Sen. Arlen Specter has been the party’s senior member on the Judiciary Committee, which will conduct hearings on President Barack Obama’s nominee for the high court. But the Pennsylvania lawmaker’s party switch earlier in the week has created something of a quiet scramble for the top Republican committee post, which comes with the authority to hire a large staff and can often command widespread media attention.
Sen. Jeff Sessions of Alabama appears likely to succeed Specter — 24 years after his own nomination as a federal judge was killed in the same committee.
But in the Senate, successions are sometimes complicated.
Sen. Orrin Hatch of Utah is the Republican on the committee who has been in the Senate the longest, but he has exhausted term limits for the committee post, according to the party’s Senate rules. Sen. Charles Grassley of Iowa is next in seniority, but he holds the top GOP post on the Finance Committee and is deeply involved in health care legislation. Jon Kyl of Arizona is third in line, but as the party’s second-ranking leader in the Senate, he is barred from taking the Judiciary Committee post.
Sessions is behind Kyl in seniority, and therefore next in line.

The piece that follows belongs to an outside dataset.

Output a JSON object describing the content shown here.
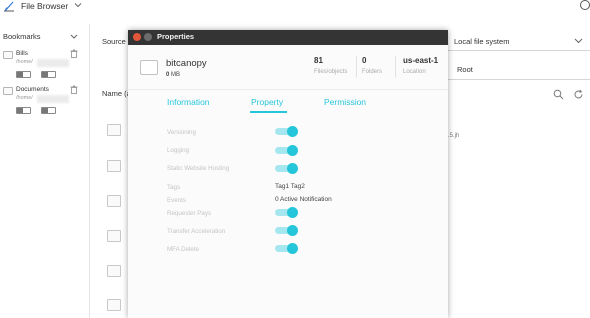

But Republican officials, speaking on condition of anonymity, say Grassley has been trying to work out an arrangement in which Sessions would hold the post only until after the 2010 elections.
At that point, the Iowan hopes to take the position, and set off a chain reaction in which Sessions would lose one post but qualify as senior Republican on the Budget Committee.
No decisions are expected until next week.
Democratic Sen. Patrick Leahy of Vermont is chairman of the committee.